Entre as cargas úteis enviadas à microgravidade estavam microrganismos responsáveis pelo crescimento de plantas. Missão ocorreu na terça-feira (15), na Paraíba
O sistema de recuperação da Plataforma Suborbital de Microgravidade (PSM-R), uma espécie de laboratório espacial, foi testado em condições reais de voo e qualificado pela Força Aérea Brasileira (FAB). Os dados coletados na terça-feira (15) durante a Operação Potiguar Fase 2 serão utilizados na avaliação do sistema e no desenvolvimento de pesquisas em microgravidade. A atividade ocorreu no Centro de Lançamento da Barreira do Inferno, em Parnamirim (PB).
Entre as cargas úteis, estavam quatro experimentos, resultados de parcerias entre a Agência Espacial Brasileira (AEB) — autarquia vinculada ao Ministério da Ciência, Tecnologia e Inovação (MCTI) — e a iniciativa privada.

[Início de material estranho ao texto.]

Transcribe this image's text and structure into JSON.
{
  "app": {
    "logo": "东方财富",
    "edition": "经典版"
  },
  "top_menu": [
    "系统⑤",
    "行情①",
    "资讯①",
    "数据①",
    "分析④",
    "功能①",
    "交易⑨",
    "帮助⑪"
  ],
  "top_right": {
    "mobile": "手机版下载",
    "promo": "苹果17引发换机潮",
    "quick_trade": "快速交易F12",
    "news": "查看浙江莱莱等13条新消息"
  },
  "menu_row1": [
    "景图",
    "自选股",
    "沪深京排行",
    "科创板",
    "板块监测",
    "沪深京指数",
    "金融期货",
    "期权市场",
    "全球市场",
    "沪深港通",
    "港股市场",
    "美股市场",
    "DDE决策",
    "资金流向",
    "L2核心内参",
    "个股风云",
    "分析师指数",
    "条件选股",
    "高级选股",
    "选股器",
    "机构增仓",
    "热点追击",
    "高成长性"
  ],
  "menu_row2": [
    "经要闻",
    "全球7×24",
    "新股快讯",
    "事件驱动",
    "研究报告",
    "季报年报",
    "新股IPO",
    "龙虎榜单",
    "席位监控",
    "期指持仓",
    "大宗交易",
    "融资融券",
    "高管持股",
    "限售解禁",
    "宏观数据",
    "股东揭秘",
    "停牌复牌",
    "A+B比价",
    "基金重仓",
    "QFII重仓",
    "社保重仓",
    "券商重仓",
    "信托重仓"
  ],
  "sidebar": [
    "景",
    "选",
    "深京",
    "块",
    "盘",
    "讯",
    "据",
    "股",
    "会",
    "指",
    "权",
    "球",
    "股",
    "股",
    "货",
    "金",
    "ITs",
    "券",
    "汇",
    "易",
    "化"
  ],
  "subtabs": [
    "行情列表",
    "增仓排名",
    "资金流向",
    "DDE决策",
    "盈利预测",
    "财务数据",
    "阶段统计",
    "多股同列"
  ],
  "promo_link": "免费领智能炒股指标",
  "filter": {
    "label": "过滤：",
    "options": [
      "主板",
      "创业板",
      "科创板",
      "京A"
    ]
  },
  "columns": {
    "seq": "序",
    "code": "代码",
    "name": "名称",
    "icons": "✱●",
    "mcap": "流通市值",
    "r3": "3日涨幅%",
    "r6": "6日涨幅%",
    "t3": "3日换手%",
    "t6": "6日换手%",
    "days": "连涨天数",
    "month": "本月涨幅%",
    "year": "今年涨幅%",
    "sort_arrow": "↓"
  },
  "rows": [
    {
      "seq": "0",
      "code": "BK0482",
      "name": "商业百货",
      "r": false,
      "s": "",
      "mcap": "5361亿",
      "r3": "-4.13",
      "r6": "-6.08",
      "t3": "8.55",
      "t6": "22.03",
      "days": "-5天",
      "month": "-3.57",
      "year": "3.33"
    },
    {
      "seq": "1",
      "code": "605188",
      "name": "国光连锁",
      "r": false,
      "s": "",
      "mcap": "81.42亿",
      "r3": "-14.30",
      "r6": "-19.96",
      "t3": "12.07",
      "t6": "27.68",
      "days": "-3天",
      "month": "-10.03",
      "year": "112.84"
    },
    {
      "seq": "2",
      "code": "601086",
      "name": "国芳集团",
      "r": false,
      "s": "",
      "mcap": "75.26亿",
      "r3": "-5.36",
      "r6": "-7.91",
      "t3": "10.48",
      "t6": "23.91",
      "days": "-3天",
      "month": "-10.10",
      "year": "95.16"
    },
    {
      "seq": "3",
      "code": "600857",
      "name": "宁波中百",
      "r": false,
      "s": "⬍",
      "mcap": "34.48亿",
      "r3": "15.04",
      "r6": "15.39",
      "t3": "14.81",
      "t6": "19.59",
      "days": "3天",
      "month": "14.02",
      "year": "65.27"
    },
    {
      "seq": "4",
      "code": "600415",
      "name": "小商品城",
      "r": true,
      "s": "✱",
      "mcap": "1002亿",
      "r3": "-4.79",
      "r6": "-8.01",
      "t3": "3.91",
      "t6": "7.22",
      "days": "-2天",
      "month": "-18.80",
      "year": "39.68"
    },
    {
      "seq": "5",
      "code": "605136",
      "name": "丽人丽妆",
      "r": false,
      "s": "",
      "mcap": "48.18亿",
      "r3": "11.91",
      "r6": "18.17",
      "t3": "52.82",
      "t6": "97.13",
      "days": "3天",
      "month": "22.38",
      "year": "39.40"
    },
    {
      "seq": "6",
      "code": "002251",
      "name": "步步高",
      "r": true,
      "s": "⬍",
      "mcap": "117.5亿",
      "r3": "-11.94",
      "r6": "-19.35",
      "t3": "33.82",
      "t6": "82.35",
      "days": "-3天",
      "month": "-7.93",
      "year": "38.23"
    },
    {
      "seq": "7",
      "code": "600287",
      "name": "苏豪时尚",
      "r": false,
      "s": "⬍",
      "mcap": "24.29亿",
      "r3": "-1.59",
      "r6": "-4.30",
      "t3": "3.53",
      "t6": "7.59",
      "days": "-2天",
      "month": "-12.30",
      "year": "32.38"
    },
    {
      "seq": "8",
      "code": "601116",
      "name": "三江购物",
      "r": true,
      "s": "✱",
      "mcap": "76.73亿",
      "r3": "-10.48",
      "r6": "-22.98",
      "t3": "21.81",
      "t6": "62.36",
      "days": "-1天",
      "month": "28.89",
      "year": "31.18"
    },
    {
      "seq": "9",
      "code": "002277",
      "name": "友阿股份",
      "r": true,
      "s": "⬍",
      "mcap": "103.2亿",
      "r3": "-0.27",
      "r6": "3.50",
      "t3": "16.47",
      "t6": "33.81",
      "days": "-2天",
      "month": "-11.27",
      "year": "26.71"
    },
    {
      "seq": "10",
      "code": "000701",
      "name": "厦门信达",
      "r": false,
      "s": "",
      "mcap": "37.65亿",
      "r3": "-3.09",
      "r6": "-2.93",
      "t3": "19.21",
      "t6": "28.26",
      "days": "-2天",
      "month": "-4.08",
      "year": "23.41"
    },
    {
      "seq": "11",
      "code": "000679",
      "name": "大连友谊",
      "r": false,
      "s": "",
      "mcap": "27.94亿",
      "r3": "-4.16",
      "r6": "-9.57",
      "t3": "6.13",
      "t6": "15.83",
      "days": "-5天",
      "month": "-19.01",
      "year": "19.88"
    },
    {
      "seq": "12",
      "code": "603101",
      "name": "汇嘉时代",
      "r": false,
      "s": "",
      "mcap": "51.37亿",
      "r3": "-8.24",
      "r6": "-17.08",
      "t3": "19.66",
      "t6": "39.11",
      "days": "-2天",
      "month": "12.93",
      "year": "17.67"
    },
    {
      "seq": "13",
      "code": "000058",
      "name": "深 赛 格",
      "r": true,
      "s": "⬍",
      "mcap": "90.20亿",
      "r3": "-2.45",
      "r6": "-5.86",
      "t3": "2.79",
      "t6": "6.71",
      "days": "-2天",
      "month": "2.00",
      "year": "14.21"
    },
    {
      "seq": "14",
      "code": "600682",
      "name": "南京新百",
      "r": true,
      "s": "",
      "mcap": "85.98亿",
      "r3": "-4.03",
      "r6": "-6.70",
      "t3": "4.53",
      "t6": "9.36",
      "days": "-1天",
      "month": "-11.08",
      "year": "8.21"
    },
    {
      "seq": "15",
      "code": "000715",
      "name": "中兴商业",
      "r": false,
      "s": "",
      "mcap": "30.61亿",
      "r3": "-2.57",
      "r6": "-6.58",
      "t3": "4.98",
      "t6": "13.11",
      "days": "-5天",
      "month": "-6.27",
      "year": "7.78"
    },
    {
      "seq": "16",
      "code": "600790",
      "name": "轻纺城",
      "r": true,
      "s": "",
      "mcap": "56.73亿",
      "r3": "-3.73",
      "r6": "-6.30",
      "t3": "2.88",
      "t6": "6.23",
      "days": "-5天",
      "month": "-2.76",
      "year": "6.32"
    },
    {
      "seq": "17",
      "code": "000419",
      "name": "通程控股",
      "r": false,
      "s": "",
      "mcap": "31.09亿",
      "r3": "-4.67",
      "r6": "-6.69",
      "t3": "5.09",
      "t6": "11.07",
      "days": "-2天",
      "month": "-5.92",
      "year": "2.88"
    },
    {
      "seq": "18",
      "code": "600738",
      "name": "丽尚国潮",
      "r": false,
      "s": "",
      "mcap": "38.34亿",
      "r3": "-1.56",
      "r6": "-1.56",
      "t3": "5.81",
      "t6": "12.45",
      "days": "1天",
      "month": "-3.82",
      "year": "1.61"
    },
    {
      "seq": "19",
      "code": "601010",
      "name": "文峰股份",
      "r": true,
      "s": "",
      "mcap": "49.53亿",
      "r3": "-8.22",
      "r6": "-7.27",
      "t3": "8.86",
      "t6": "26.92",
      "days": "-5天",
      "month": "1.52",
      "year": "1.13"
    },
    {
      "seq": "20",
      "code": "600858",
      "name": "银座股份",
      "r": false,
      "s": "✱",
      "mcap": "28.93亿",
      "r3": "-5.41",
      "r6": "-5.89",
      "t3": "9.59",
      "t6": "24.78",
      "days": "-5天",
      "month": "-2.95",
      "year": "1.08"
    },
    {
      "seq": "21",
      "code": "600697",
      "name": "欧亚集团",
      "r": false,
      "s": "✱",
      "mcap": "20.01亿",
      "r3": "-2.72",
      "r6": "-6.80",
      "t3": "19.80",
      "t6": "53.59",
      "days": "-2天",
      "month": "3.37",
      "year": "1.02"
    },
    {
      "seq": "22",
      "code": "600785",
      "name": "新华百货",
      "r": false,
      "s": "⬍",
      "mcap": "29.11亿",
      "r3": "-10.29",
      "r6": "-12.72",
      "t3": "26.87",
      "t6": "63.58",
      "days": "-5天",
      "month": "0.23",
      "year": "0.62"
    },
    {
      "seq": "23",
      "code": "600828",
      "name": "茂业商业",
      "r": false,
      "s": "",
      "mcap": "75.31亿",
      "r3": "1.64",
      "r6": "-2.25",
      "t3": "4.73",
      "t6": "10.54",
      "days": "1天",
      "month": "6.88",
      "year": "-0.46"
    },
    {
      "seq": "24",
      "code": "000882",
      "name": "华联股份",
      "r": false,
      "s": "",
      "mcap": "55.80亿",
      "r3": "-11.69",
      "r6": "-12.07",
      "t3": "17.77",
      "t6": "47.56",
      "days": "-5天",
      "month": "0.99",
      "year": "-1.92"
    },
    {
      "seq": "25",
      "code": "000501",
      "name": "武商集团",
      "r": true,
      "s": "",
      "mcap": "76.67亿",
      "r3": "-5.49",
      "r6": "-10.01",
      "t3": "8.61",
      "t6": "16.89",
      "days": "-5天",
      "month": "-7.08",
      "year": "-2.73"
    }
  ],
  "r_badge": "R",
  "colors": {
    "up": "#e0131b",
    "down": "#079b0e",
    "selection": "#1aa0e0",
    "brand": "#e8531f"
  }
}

As experimentações abrangeram pesquisas científicas e testes de tecnologia, como o estudo dos efeitos da microgravidade sobre microrganismos responsáveis pelo crescimento de plantas e o teste de um sistema de segurança para lançamentos.
Ainda foram enviadas tecnologias próprias do Instituto de Aeronáutica e Espaço (IAE), incluindo uma bateria de lítio de alta densidade energética e um transmissor que auxilia na localização da carga após o pouso.
O resgate da carga útil em mar aberto mobilizou o Primeiro Esquadrão do Oitavo Grupo de Aviação — Esquadrão Falcão, sediado na Base Aérea de Natal, e o Esquadrão Aeroterrestre de Salvamento, que fica em Campo Grande (MS).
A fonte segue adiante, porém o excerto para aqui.